If you are using the HP filter and QTR data 1600 is your constant.

The Arthurian said...

Oilfield, my thoughts on this topic are here.

Looking at what I did in the 14 August post, my objective was to take the red line from Graph #3 and smooth it until it was most similar to to the blue line. It seems to me that "standard" smoothing constants would have no bearing whatsoever on that task.

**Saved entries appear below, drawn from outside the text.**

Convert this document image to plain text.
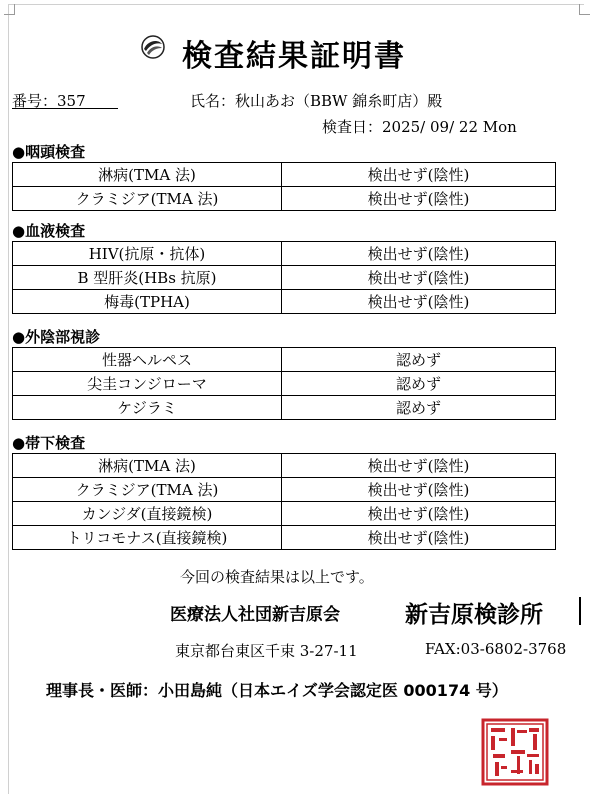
検査結果証明書
番号：357	氏名：秋山あお（BBW 錦糸町店）殿
検査日：2025/ 09/ 22 Mon
●咽頭検査
淋病(TMA 法)	検出せず(陰性)
クラミジア(TMA 法)	検出せず(陰性)
●血液検査
HIV(抗原・抗体)	検出せず(陰性)
B 型肝炎(HBs 抗原)	検出せず(陰性)
梅毒(TPHA)	検出せず(陰性)
●外陰部視診
性器ヘルペス	認めず
尖圭コンジローマ	認めず
ケジラミ	認めず
●帯下検査
淋病(TMA 法)	検出せず(陰性)
クラミジア(TMA 法)	検出せず(陰性)
カンジダ(直接鏡検)	検出せず(陰性)
トリコモナス(直接鏡検)	検出せず(陰性)
今回の検査結果は以上です。
医療法人社団新吉原会	新吉原検診所
東京都台東区千束 3-27-11	FAX:03-6802-3768
理事長・医師：小田島純（日本エイズ学会認定医 000174 号）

I think I might try the 6.25 number, though, the next time I need HP for annual data.

Oilfield Trash said...

Art

I had some time last night and went through your spread sheet. I notice you did not calculate the trend on household debt serve with the HP algo.

So you are comparing filtered lagged data in your calculation, to raw data.

Is there a particular reason you did this?

When I filter household debt service with HP and lag 9 qtrs. with 1600 constant I can get a graph (which is now similar to yours) that represents the story Household Debt Service has broken from the trend. (your exercise in putting the calculate data together looks reasonable)

Which would support the argument interest rates are two low relative to savings.

Remember this graph and the separation of the Red and Green lines, you suggested the same opinion that interest rates look too low relative to savings.

https://fred.stlouisfed.org/graph/?graph_id=322050&category_id=





The Arthurian said...

OT: " I notice you did not calculate the trend on household debt serve with the HP algo.
So you are comparing filtered lagged data in your calculation, to raw data.
Is there a particular reason you did this?"

Trying to simulate the debt service number. The sim was jiggy so I had to smooth it. But the debt service number was my target. I didn't want to change that; I wanted to duplicate it. So, no HP for the debt service.

That was my thinking, anyway. A lot of this is intuitive or from the back of my mind or just seems right. But I don't know that it *is* right, so I'm glad you evaluate these things. Somebody needs to check my work!

"... I can get a graph (which is now similar to yours) ..."

If we can calculate a version of 'debt service' ... that's spectacular! And if it shows anomalies, so much the better.

"Remember ... you suggested the same opinion that interest rates look too low relative to savings."

I remember.

This came up before: "If the simulation is good, maybe it shows that interest rates should have been higher in those years, higher than they actually were."

What it all means, I don't quite get yet.